Menurut Borguiba, Rasulullah menganjurkan berbuka sebagai jalan menuju kemenangan dalam penaklukan kota Mekah. Maka, dalam konteks kekinian, tidak berpuasa demi mewujudkan fisik yang selalu siap bekerja untuk kemajuan dan kemakmuran negeri, merupakan hal yang dibolehkan. Dan sikap seorang presiden yang mengajak rakyatnya tidak berpuasa demi peningkatan ethos kerja, sama halnya dengan ajakan berbuka Rasulullah agar para sahabat tetap segar dan kuat kala menghadapi peperangan. Demikian beberapa pemikiran Borguiba, sebagaimana dikutip Amel Moussa.

Kampanye Tak Laku
Borguiba dikenal sebagai arsitek Tunisia modern. Ia ingin agar negeri yang berpenduduk 99 persen muslim ini mampu meraih kemajuan dan kemakmuran dalam bingkai modernitas dan sekuler. Untuk itu, ia memiliki beberapa gagasan, seperti larangan poligami, larangan jilbab dan identitas kegamaan lain di ruang publik, sekulerisasi dunia pendidikan, menggeser posisi bahasa Arab diganti dengan bahasa Perancis dalam hampir semua sektor kehidupan dan juga menolak puasa Ramadhan.
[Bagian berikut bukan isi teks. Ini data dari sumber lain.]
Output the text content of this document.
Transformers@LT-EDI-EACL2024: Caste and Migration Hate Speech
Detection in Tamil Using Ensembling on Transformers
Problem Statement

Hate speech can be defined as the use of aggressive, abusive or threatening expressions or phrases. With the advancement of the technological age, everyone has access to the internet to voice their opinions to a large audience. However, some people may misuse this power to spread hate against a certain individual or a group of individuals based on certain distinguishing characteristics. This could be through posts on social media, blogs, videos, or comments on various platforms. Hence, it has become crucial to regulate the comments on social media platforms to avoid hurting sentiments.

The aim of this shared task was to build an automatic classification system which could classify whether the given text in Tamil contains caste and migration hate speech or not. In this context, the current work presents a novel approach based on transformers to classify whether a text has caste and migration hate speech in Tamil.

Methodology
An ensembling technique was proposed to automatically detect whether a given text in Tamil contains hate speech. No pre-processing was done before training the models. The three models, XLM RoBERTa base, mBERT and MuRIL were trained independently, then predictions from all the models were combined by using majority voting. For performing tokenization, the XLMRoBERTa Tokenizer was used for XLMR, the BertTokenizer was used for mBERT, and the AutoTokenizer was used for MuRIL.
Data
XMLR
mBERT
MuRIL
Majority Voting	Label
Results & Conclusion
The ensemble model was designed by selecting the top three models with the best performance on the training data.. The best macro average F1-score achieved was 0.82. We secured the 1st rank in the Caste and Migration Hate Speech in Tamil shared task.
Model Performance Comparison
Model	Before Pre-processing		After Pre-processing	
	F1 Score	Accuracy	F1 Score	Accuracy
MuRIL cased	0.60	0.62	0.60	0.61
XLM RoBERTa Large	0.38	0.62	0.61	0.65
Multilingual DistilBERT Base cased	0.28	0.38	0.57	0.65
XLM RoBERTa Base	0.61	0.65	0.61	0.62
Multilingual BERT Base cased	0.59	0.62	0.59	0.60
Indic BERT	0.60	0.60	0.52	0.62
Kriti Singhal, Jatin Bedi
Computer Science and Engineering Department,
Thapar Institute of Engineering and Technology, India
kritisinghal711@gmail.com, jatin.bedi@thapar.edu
Sebagian besar dari program-program itu berhasil, dan imbasnya sangat nampak dalam kehidupan harian di Tunisia saat ini. Muslimah Tunisia banyak yang melepas jilbab, sekolah agama seolah kurang menarik, syiar dan identitas keagamaan tak begitu bebas bergerak di ruang publik.

Akan tetapi, khusus untuk program menolak puasa ini, nampaknya tak digubris oleh masyarakat muslim Tunisia. Sebaliknya, muslim Tunisia menentang ajakan sang presiden. Muslim Tunisia tak mau ‘dipaksa’ untuk tidak berpuasa Ramadhan, meski diancam dengan omong-omong, iming-iming dan bahkan amang-amang.

Ramadhan di Tunisia saat ini, selalu disambut dengan suka cita. Ucapan Ramadhankum Mabrouk terdengar di semua kesempatan. Acara-acara TV dan radio sarat dengan paket khusus Ramadhan. Mesjid-mesjid ramai dengan jemaah tarawih. Siang hari, semua warung makanan dan kafe tak ada yang buka. Orang dewasa yang ketahuan berbuka secara sengaja di depan umum bisa dikenai sanksi.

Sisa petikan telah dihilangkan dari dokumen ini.